Roald Dahl [ˈroʊ.ɑːl ˈdɑːl] (* 13. September 1916 in Llandaff bei Cardiff, Wales; † 23. November 1990 in Great Missenden, Buckinghamshire) war ein britischer Schriftsteller. Er verfasste Romane und Kurzgeschichten, denen ein feiner schwarzer Humor zugrunde liegt und die oft überraschend enden. Bekannt ist er sowohl für seine Kinderbücher als auch für Werke, die eher dem Genre schwarzer bzw. makabrer Humor zuzuordnen sind.

Leben[Bearbeiten]

Herkunft und Ausbildung[Bearbeiten]

Roald Dahl wurde in Llandaff in Süd-Wales als Sohn von Sofie Magdalene Dahl, geb. Hesselberg, und Harald Dahl (beide norwegischer Herkunft) geboren. Er wurde nach dem Polarforscher Roald Amundsen benannt. Er wuchs zweisprachig auf, mit seinen Eltern und seinen Schwestern Astri, Alfhild und Else unterhielt er sich norwegisch. Seine vier Jahre ältere Schwester Astri starb 1920 im Alter von sieben Jahren an einer Blinddarmentzündung, wenige Wochen darauf starb sein Vater im Alter von 57 Jahren an einer Lungenentzündung. Seine Mutter wollte dennoch in Wales bleiben, anstatt zur Verwandtschaft zurück nach Norwegen zu ziehen. Die Sommerferien verbrachte Roald Dahl oft in Norwegen, was er später in Boy. Tales of Childhood autobiographisch verarbeitete.

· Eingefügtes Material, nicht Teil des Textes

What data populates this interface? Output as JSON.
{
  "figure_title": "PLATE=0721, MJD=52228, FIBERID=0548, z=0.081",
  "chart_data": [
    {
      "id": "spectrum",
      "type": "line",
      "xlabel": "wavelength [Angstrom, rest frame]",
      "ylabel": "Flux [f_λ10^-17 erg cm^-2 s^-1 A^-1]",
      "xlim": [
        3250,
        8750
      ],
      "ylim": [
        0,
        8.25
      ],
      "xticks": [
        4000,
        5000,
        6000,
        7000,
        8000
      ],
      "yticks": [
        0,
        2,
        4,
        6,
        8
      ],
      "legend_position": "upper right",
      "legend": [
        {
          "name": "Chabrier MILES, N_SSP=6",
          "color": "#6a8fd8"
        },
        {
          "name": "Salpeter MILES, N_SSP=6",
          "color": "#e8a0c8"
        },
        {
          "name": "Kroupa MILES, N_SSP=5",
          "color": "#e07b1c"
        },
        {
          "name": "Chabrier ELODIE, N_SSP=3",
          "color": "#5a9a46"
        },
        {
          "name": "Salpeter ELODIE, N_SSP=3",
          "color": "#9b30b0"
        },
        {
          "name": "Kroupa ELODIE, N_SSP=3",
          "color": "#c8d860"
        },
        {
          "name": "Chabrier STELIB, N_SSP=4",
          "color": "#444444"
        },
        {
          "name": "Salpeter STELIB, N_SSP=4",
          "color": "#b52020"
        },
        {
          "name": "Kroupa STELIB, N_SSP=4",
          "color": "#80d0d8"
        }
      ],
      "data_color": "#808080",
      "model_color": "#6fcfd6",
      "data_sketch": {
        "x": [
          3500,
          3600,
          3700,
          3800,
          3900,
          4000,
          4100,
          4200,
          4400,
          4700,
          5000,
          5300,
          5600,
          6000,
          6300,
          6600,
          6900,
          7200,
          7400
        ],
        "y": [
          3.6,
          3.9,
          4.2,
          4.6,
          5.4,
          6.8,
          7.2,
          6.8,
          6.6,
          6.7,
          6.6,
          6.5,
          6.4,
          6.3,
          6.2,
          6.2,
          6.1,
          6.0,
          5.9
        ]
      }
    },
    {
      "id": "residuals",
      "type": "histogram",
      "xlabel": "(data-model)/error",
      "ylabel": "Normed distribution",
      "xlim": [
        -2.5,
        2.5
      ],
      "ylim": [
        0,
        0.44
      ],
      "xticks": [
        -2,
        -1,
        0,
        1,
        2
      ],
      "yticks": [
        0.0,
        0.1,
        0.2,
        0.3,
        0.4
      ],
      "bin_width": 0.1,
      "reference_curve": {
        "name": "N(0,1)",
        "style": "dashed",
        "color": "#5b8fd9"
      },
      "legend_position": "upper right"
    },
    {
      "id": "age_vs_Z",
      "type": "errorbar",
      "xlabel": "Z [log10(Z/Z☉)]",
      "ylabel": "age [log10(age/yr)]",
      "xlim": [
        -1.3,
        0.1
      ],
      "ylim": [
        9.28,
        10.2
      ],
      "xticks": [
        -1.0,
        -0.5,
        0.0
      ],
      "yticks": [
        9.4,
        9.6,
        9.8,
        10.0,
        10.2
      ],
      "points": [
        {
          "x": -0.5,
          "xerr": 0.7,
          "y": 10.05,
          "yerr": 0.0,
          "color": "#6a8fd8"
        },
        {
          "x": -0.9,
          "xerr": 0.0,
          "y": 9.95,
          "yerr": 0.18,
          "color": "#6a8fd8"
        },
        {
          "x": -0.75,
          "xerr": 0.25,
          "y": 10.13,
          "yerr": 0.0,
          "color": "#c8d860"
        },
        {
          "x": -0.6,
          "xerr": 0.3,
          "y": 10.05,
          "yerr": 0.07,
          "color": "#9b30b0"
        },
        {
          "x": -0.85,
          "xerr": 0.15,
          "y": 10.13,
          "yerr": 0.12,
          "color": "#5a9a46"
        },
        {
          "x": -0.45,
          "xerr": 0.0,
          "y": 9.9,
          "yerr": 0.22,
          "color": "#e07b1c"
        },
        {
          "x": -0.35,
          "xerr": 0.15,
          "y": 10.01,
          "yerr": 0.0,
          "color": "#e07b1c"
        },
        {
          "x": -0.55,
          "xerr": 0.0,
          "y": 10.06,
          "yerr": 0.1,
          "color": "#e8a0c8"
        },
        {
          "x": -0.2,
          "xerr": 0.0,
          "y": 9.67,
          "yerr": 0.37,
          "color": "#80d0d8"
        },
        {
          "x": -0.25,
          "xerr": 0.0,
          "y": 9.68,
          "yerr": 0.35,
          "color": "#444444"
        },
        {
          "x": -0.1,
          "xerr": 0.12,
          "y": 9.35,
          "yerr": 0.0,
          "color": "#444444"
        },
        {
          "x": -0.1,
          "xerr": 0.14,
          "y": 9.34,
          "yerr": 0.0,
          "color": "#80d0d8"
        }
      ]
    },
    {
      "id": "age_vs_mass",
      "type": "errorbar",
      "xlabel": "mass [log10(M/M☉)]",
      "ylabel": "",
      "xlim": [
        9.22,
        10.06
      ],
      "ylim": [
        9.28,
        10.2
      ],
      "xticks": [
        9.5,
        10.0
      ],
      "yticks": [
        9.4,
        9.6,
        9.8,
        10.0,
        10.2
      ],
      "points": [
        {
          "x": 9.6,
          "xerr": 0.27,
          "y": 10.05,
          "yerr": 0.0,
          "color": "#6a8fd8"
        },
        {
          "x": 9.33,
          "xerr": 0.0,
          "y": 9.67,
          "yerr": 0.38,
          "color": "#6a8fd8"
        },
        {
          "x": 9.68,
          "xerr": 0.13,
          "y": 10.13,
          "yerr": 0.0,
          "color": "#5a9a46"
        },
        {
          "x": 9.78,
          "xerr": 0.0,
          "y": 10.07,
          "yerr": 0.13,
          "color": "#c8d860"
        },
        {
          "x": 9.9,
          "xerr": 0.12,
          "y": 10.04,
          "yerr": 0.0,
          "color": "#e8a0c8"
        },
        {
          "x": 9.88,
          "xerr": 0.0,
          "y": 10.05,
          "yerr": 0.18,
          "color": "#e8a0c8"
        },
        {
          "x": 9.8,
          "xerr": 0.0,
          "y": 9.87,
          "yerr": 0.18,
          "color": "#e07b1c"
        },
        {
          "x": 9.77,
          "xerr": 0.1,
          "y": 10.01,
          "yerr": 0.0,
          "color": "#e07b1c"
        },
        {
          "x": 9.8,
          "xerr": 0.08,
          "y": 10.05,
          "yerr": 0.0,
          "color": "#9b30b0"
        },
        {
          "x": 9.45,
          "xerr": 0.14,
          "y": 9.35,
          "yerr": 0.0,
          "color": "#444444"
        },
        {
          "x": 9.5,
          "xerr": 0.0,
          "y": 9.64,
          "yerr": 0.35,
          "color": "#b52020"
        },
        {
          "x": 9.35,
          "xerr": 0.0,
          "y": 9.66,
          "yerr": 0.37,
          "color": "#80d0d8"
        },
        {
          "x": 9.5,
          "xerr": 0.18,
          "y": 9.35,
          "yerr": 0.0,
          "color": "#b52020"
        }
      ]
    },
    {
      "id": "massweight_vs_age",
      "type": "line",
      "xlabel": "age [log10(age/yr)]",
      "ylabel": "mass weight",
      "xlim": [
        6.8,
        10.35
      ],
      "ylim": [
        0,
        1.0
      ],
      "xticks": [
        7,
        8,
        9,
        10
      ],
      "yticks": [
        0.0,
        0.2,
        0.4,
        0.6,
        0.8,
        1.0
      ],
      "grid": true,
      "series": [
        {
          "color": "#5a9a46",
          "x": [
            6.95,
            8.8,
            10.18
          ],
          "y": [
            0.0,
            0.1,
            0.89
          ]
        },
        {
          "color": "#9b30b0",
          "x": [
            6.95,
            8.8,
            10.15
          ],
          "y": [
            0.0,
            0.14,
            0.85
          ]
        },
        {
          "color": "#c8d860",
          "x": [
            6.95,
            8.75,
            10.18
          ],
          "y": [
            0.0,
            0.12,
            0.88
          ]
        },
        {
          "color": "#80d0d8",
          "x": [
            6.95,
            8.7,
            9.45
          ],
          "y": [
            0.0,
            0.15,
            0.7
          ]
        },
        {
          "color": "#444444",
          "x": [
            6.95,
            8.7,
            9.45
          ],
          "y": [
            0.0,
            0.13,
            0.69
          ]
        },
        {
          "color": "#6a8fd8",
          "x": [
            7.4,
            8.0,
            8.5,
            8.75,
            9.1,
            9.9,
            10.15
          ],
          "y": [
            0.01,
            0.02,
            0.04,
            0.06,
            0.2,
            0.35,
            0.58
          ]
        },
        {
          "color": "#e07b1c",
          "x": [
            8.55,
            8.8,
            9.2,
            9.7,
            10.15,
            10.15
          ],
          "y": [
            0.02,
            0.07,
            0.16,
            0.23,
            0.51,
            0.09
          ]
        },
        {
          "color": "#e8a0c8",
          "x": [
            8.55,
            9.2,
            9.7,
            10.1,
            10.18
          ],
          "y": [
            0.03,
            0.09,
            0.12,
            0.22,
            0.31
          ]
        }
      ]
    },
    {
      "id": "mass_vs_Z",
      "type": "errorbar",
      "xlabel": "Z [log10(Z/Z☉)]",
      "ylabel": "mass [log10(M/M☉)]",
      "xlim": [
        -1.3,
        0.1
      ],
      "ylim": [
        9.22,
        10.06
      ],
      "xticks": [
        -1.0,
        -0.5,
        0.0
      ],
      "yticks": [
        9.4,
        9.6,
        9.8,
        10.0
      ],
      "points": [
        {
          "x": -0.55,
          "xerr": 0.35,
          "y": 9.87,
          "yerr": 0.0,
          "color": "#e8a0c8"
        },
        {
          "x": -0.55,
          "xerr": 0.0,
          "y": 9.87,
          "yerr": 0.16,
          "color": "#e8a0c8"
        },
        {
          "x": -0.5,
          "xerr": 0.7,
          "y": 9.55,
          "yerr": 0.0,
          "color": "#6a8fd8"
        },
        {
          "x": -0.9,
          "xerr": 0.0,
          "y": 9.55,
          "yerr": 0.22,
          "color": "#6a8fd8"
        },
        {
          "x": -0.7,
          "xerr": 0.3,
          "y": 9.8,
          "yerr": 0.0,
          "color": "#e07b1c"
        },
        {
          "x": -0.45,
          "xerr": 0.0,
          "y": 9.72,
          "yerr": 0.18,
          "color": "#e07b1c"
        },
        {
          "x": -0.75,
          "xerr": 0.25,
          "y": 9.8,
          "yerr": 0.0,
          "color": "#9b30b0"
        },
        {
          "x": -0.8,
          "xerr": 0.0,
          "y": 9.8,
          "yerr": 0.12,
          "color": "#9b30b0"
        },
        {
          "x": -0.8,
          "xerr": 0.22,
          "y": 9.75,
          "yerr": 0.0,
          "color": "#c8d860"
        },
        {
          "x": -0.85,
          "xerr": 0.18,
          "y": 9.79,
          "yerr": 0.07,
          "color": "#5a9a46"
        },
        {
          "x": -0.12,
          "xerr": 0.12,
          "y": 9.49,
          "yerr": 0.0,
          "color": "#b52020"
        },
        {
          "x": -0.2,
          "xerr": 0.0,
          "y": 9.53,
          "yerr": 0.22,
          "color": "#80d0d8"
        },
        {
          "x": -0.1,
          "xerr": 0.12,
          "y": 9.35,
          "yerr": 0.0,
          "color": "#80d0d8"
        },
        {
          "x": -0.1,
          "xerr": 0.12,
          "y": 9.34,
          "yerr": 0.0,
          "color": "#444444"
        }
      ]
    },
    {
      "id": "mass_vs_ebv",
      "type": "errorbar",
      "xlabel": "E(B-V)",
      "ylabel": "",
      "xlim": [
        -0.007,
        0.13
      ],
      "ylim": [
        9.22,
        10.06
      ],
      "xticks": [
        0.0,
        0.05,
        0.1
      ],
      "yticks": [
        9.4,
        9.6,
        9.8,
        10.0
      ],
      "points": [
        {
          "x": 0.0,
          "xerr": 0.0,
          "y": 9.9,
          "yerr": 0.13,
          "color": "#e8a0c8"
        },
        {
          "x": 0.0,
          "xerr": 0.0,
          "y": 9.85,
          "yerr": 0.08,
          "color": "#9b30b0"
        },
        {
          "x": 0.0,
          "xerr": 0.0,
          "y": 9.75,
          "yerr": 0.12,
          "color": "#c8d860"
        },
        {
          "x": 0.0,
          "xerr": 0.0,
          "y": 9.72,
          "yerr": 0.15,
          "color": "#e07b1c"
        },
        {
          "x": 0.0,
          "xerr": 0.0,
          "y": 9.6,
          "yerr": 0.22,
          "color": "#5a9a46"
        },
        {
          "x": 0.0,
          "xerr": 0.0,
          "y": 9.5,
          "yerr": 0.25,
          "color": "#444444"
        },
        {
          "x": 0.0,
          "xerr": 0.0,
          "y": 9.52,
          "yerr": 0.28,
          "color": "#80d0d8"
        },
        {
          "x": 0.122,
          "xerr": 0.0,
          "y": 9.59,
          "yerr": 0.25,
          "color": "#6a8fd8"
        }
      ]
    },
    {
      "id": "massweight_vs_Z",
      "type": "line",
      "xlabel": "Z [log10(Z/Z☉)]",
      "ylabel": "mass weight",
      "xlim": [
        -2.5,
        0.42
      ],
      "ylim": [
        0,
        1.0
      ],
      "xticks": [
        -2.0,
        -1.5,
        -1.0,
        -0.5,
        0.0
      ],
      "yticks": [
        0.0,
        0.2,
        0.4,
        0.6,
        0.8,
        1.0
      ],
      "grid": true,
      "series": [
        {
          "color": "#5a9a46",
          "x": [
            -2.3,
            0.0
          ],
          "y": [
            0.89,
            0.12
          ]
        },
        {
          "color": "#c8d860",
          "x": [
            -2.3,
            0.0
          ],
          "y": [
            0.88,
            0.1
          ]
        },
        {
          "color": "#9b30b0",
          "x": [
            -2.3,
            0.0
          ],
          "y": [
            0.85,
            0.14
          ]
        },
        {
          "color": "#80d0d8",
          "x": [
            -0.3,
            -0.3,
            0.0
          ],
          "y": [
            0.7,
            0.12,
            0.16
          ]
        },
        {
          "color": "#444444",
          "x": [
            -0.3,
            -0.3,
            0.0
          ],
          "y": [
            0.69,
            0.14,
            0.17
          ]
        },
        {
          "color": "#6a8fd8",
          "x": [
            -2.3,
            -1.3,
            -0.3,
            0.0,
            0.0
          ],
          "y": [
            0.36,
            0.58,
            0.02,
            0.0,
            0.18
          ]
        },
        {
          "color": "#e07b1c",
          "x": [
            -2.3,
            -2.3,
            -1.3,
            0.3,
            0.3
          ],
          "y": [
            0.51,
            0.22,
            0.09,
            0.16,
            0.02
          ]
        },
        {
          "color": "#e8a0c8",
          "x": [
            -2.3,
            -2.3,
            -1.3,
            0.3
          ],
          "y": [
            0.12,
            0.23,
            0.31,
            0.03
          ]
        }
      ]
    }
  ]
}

Er wurde auf der Llandaff Cathedral School eingeschult. Nach einem Streich, bei dem er mit vier Freunden in einem Süßigkeitentopf einer Händlerin eine tote Maus versteckte, wurde Roald jedoch von dem Schulleiter bestraft, worauf ihn seine Mutter von der Schule nahm. Mit neun Jahren wurde er Schüler an der St Peter's Preparatory School in Weston-super-Mare, mit dreizehn Jahren an der Repton School in Derbyshire, wo er Kapitän des Fives-Teams als auch des Squash-Teams war und obendrein Fußball spielte. Hier entwickelte er auch sein Interesse für die Fotografie. Bereits mit 18 Jahren gewann er Preise der Royal Photography Society und der Photographic Society of Holland. Repton-Schüler bekamen regelmäßig zu Testzwecken Schokolade von der Firma Cadbury, was für Dahl Inspiration für sein zweites Kinderbuch Charlie und die Schokoladenfabrik gewesen sein dürfte.

Nach Abschluss der Schule verbrachte er drei Wochen in Neufundland, das er zu Fuß mit einer Gruppe der Public Schools’ Exploring Society bereiste. Entgegen den Erwartungen seiner Mutter, die eine Laufbahn an der Universität vorgezogen hätte, durchlief er ab Juni 1934 eine kaufmännische Ausbildung bei der Shell Oil Company, um auf seinen Wunsch hin im Ausland eingesetzt zu werden. Ab 1936 war er für Shell in Daressalam tätig. Er erlernte in wenigen Monaten Suaheli und bereiste im Rahmen seiner beruflichen Tätigkeit Tanganjika. Eine erstaunliche Begebenheit mit einem Löwen, über die er als Augenzeuge berichtete, wurde als seine erste schriftstellerische Arbeit im East African Standard veröffentlicht.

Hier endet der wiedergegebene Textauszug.